We performed our production BigFix upgrade from v9.5.5.193 to v9.5.6.63 overnight and with the exception of some environmental issues (not BigFix related) it went well. Elapsed time was approximately 5 hours to upgrade the root BES server and all BESRelays across our enterprise (3,000+ sites).

As with all upgrades, I monitored BESRelay.log and FIllDBPerf.log on the root BES server. FillDBPerf.log showed that palatalization and overall performance (i.e. rows/second) were good. BESRelay.log showed the usual errors after an upgrade, but nothing out of the ordinary. Overall very pleased with this upgrade so far from the infrastructure side. Next week we’ll start rolling the BESClient upgrades to our NIX endpoints.

Best,
@cmcannady

AlexaVonTess · September 18, 2017, 3:12pm

May I ask the size of your database, number of endpoints, and if you elected to temporarily increase the client report time to 6 hours prior to the update (as is recommended but I never do)?

cmcannady · September 18, 2017, 3:25pm

We’re Linux/DB2 and BFENT is using roughly 185GB of storage (lots of custom content, properties, etc). Number of endpoints is roughly 100,000 across 3,000+ distinct sites. We always issue upgrade content so that endpoint reporting and fail-over is set to 6 hours.

AlexaVonTess · September 18, 2017, 3:31pm

Thanks. I guess you would want it at 6 hours for so many. We’re at 20GB with about 8,000 endpoints. Maybe not too important for me to make that change prior to our future update from 9.5.5 to 9.5.7.

cmcannady · September 18, 2017, 3:43pm

It’s definitely a best practice for us. Our relay infrastructure (3,100+ dedicated servers) gets hit hard during upgrades if we don’t push reporting and fail-over to 6 hours.

With SOP (i.e. snapshots, backups, etc.) our upgrades can push that 6 hour mark and we don’t want clients failing over to our data centers. We do have “fake root” implemented, so the root BES server wouldn’t be impacted, but the client traffic wouldn’t be appreciated by our NOC.

BigFixNinja · September 18, 2017, 7:31pm

The condition @steve is referring to is documented here:

http://www-01.ibm.com/support/docview.wss?uid=swg21688336

Along with advice and controls to help control and limit the behavior or your operators to prevent them from abusing the Send Refresh functionality.

BigFixNinja · September 18, 2017, 7:33pm

And additional point about the Send Refresh functionality:

What does the Send Refresh on the right click menu of a computer do in the BigFix Console?
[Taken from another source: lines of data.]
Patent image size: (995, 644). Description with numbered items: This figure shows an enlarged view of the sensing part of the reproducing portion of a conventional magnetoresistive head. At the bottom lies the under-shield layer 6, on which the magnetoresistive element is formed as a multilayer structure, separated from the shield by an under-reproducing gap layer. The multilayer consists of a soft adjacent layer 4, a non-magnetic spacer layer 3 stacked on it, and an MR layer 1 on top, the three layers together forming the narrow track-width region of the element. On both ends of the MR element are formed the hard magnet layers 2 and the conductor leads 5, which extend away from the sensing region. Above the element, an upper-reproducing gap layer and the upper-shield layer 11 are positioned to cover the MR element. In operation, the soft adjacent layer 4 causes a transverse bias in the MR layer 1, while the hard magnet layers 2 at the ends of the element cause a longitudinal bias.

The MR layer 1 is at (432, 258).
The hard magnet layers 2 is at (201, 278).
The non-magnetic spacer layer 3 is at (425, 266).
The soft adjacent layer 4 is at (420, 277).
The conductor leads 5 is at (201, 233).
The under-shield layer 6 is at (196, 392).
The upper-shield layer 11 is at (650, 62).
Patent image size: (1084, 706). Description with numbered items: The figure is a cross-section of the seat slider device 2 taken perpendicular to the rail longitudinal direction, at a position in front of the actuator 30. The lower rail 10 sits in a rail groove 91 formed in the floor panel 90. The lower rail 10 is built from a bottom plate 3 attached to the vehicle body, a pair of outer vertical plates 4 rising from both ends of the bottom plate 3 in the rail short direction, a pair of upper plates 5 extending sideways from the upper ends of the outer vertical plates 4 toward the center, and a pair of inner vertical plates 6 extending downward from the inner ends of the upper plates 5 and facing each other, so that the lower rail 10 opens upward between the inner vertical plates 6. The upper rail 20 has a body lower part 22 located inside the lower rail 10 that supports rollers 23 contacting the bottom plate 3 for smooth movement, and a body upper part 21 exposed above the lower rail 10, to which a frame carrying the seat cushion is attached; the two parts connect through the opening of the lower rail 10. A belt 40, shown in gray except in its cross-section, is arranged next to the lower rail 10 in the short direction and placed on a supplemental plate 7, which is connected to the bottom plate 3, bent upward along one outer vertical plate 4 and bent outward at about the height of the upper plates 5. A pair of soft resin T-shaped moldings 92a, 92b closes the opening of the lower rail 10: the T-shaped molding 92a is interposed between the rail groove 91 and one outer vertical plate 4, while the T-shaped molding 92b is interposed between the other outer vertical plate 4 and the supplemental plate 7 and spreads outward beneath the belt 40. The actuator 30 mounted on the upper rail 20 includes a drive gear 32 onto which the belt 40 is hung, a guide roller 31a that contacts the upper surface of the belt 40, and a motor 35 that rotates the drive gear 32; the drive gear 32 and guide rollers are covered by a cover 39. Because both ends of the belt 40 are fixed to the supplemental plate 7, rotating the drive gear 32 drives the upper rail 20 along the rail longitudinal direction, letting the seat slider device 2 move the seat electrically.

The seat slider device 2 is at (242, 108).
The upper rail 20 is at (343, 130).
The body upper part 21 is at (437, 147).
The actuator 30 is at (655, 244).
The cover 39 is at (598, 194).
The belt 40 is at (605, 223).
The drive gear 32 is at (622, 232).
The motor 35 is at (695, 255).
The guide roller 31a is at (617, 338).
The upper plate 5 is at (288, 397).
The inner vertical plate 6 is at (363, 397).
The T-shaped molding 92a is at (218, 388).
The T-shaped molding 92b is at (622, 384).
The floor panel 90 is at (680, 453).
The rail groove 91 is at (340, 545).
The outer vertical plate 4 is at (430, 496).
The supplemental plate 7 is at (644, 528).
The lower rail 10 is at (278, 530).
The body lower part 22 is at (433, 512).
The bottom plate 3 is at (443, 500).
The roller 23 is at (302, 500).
Andrey · September 19, 2017, 2:49pm

Great news Casey!!!
I’m very happy to know your environment is working fine after upgrade.
Since we are only 5 or 6 opperators, we decided to change the parameter _BESRelay_PostResults_ResultTimeLimit to 5 min and seems to be working good.
Thanks all for your help!!

SLB · October 12, 2017, 2:17pm

Just for info, we’ve started seeing FillDB issues too following the upgrade to 9.5.6 (from 9.5.4). Our BufferDIR was flowing freely under 9.5.4 and rarely peaked above 200 files, now we’re maxing out on 10000 file and a 2hr lag on data being committed to the DB. Perflog shows between 20-40 messages per second and a similar 0.xx % full reports and neither of the 2 operators are sending full refresh requests. We have 110,000 endpoints and over 1000 relays. The server is an 8 core Xeon with 64 GB RAM, has the DB on a RAID5 SSD volume and the application on a RAID10 HDD. Our DB is 55GB in size. There have been no issue running this hardware and started on a clean 9.1.1117.0 installation and have upgraded to from 9.1 through 9.2 and 9.5 up to patch 4 without ever having any issues. The issue also seems to be impacting Web Reports and groups using soap calls to pull data via web reports are taking so long it seems to cause the web report service to crash. A PMR is open so hopefully the cause can be found and fixed.

SLB · October 12, 2017, 3:10pm

We had contact from IBM and after updating FillDB.exe to version 9.5.6.65 our FillDB performance is back to normal and message per second has multiplied tenfold and we now see 300+ messages per second being processed.

Top marks and a big thank you to IBM support for the speed of support and fixing the problem.

626967666978 · March 1, 2018, 12:06am

Did the update of filldb.exe to v9.5.6.65 resolve the issue you were seeing with WebReports crashing? We are seeing something similar with WebReports on 9.5.4.38.